Наряду с ней, правда, можно заметить и некоторые частные попытки проектно-мифологизирующего творчества. Такие, скажем, как мифопоэтические и геополитические фантазии А.Дугина. В силу немногочисленности и разорванности, оторванности от деятельности собственно государственных институтов, они кажутся либо абсолютно маргинальными, либо, напротив – пророческими откровениями и единственными истинами в конечной инстанции. Еще не сложился климат непрерывного обсуждения и дискуссий в сфере проектно-мифологической переоценки нашей исторической ситуации.

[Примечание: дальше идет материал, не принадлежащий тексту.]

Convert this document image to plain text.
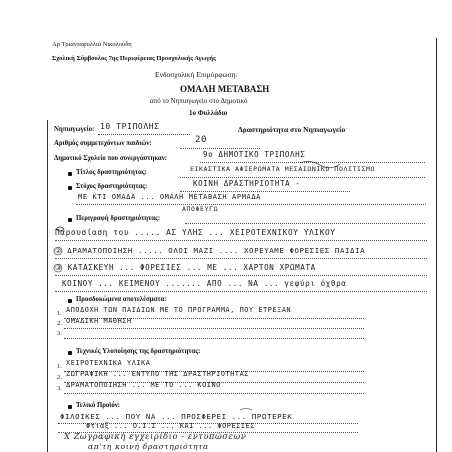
Αρ Τριανταφυλλιά Νικολούδη
Σχολική Σύμβουλος 7ης Περιφέρειας Προσχολικής Αγωγής
Ενδοσχολική Επιμόρφωση:
ΟΜΑΛΗ ΜΕΤΑΒΑΣΗ
από το Νηπιαγωγείο στο Δημοτικό
1ο Φυλλάδιο
Νηπιαγωγείο: 10 ΤΡΙΠΟΛΗΣ	Δραστηριότητα στο Νηπιαγωγείο
Αριθμός συμμετεχόντων παιδιών:	20
Δημοτικό Σχολείο που συνεργάστηκαν:	9ο ΔΗΜΟΤΙΚΟ ΤΡΙΠΟΛΗΣ
Τίτλος δραστηριότητας:	ΕΙΚΑΣΤΙΚΑ ΑΦΙΕΡΩΜΑΤΑ ΜΕΣΑΙΩΝΙΚΟ ΠΟΛΙΤΙΣΜΟ
Στόχος δραστηριότητας:	ΚΟΙΝΗ ΔΡΑΣΤΗΡΙΟΤΗΤΑ -
ΜΕ ΚΤΙ ΟΜΑΔΑ ... ΟΜΑΛΗ ΜΕΤΑΒΑΣΗ ΑΡΜΑΔΑ
ΑΠΟΦΕΥΓΩ
Περιγραφή δραστηριότητας:
Παρουσίαση του ..... ΑΣ ΥΛΗΣ ... ΧΕΙΡΟΤΕΧΝΙΚΟΥ ΥΛΙΚΟΥ
② ΔΡΑΜΑΤΟΠΟΙΗΣΗ ..... ΟΛΟΙ ΜΑΖΙ .... ΧΟΡΕΥΑΜΕ ΦΟΡΕΣΙΕΣ ΠΑΙΔΙΑ
③ ΚΑΤΑΣΚΕΥΗ ... ΦΟΡΕΣΙΕΣ ... ΜΕ ... ΧΑΡΤΟΝ ΧΡΩΜΑΤΑ
ΚΟΙΝΟΥ ... ΚΕΙΜΕΝΟΥ ....... ΑΠΟ ... ΝΑ ... γεφύρι όχθρα
Προσδοκώμενα αποτελέσματα:
1. ΑΠΟΔΟΧΗ ΤΩΝ ΠΑΙΔΙΩΝ ΜΕ ΤΟ ΠΡΟΓΡΑΜΜΑ, ΠΟΥ ΕΤΡΕΞΑΝ
2. ΟΜΑΔΙΚΗ ΜΑΘΗΣΗ
3.
Τεχνικές Υλοποίησης της δραστηριότητας:
1. ΧΕΙΡΟΤΕΧΝΙΚΑ ΥΛΙΚΑ
2. ΖΩΓΡΑΦΙΚΗ ... ΕΝΤΥΠΟ ΤΗΣ ΔΡΑΣΤΗΡΙΟΤΗΤΑΣ
3. ΔΡΑΜΑΤΟΠΟΙΗΣΗ ... ΜΕ ΤΟ ... ΚΟΙΝΟ
Τελικό Προϊόν:
ΦΙΛΟΙΚΕΣ ... ΠΟΥ ΝΑ ... ΠΡΟΣΦΕΡΕΙ ... ΠΡΩΤΕΡΕΚ
Φτιαξ ... Ο.Ι.Σ ... ΚΑΙ ... ΦΟΡΕΣΙΕΣ
Χ Ζωγραφική εγχειρίδιο - εντυπώσεων
απ'τη κοινή δραστηριότητα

Руководство страны, выдвинув несколько утопический призыв создания национальной идеи, вскоре этот призыв забыло и направило свои силы на борьбу с терроризмом, так что теперь уже стало казаться, что все, что не про терроризм, то против борьбы с ним и вскоре будет запрещено.
Тем не менее, для решения множества задач необходимо продолжение усилий по выработке конкретных представлений и судьбе разных слагаемых национальной идеологии – от строительства чистых общественных туалетов, до судьбы городов и регионов с их уникальными возможностями и предрасположенностями.
Именно эта индивидуация судеб слагаемых государства и культуры должна прийти на смену бюрократическим разнарядкам, «нормам и правилам» Угрюм-Бурчеевых социалистического градостроительства.
Мероприятия, сопряженные с празднованием 300-летия Санкт-Петербурга вслед за аналогичными мероприятиями по подготовке к 850-летию Москвы остаются в сфере ремонтно-строительных работ и частных реставрационных проектов. Конечно, они дают известный импульс к осмыслению задач развития городов и их судьбы, но обременены такой неимоверной спешкой, отягощены столь алчной коррупцией и неразберихой «мероприятия», что трудно ожидать от них спокойной и напряженной творческой работы в построении проектно-мифологических гипотез. Тем не менее, живя не на облаке, а на земле, мы можем использовать этот импульс для того, чтобы  заботы об этой судьбе не погрязали в мелочах и борьбе ведомственных и финансовых интересов, а возвращались к тому горизонту умозрения в образах, к которому и зовет нас немеркнущий образ Санкт-Петербурга.